Story by Larry Altman
Something odd happened after March 16 at the San Diego Zoo and Safari Park. Where did all the visitors go?
The monkeys, orangutans and gorillas noticed.
“They definitely recognized there were no people there,” Animal Ambassador Rick Schwartz said. “They are accustomed to 9 o’clock hits. They like to see what people are doing.”
Zoo officials shut down the 100-acre site in Balboa Park and their Safari Park in Escondido to visitors in March when California stay-at-home orders were instituted to prevent the spread of COVID-19.
Since then, views on the zoo and park’s webcams have grown significantly as animal lovers keep track of their favorite hippos, penguins and baboons at home.
Not long after the shutdown, the zoo welcomed the hatching of a Lappet Faced Vulture at the Safari Park, and the recent birth of a pygmy hippo — the first one in decades.
“What better day than Endangered Species Day to announce the birth of our first successful pygmy hippo calf in 30 years,” zoo workers wrote on their Facebook page May 15. “Congrats to first-time mom, Mabel. Every birth brings hope to this endangered species, but today is also a day for celebrating all that YOU continue to do for the wildlife in our care and worldwide.”
Unfortunately, Schwartz said, the zoo and Safari Park’s closure meant the public could not see the Safari Park’s “Butterfly Jungle” in person this year The only way to watch the exhibit with thousands of butterflies was to watch online.
For zoo workers deemed essential — the zookeepers, hospital workers and others who care for and feed the animals — life has gone on as usual during the break.
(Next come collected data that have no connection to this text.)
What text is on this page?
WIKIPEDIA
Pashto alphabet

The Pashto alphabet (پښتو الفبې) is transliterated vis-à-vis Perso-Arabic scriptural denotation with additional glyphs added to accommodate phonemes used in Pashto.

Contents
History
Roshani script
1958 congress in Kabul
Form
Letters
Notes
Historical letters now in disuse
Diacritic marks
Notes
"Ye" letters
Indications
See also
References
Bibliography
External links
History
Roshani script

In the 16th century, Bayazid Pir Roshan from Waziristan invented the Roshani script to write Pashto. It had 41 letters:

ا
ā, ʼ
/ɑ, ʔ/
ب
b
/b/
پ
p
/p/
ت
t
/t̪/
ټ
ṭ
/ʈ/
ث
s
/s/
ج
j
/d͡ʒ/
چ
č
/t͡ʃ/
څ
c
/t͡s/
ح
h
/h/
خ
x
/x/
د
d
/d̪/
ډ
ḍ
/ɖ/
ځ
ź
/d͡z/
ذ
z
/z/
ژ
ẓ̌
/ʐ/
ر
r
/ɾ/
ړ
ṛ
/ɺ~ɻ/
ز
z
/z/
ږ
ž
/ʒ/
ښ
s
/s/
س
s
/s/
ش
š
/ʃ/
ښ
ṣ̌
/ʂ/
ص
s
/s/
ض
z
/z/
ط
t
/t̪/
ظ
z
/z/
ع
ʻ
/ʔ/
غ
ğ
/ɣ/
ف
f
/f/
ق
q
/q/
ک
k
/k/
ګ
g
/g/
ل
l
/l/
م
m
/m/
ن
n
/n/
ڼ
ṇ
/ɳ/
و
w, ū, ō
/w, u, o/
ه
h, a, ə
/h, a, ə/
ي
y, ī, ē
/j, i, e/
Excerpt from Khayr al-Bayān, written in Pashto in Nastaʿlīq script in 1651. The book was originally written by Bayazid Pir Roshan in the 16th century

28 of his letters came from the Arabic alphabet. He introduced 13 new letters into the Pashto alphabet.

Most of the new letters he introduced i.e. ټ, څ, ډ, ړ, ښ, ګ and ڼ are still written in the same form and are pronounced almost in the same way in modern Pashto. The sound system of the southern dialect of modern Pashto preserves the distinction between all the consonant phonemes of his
It was just a bit quieter without the public around and with social distancing, masks, gloves and different work schedules required.
Nothing much changed in the primate areas where workers always have routinely worn protective gear because common colds and viruses can affect the animals, Schwartz said. None have come down with COVID-19.
Those zoo employees deemed non-essential — food servers and those working in gift shops, for example — were sent home. They stayed on the payroll for several weeks until some furloughs began, Schwartz said.
Meanwhile, zoo officials are working on plans to reopen. The answers could come in days.
In normal times, nearly 4 million people visit the San Diego Zoo each year, according to the zoo’s financial documents. About 1 million more attend the Safari Park. The zoo is home to more than 3,700 rare and endangered animals representing 660 species and subspecies, and a botanical collection with more than 700,000 plants.
The Safari Park is home to more than 2,600 animals representing more than 300 species, the zoo’s website said.
A lack of visitors means a lack of revenue. According to the zoo’s 2018 tax return, the Zoological Society of San Diego grossed $162 million from admissions and merchandise sold, and $100 million in grants, contributions and membership fees. According to the zoo’s 2019 financial statement, animal care and zoological habitat expenses were reported at nearly $235 million. Its total assets were listed at about $500 million.
Schwartz said the Zoo grows most of the plants it needs for food, including bamboo for red pandas and eucalyptus for koalas. There has been no interruption in food for the animals. Schwartz described it as restaurant and grocery store quality.
Across the country, zoos are struggling to make up for lost revenue during the COVID-19 crisis. The Birmingham Zoo in Alabama, for example, told NPR filed for help from the federal government. San Diego Zoo is selling special facemasks, and the Cincinnati Zoo is raising money with T-shirts featuring its star hippo.
The Los Angeles Zoo held its annual gala fundraiser on zoom and, for the first time, made it free for everyone to attend.
“Now more than ever we need your help,” the LA Zoo said on its website. The zoo did not respond to requests for an interview.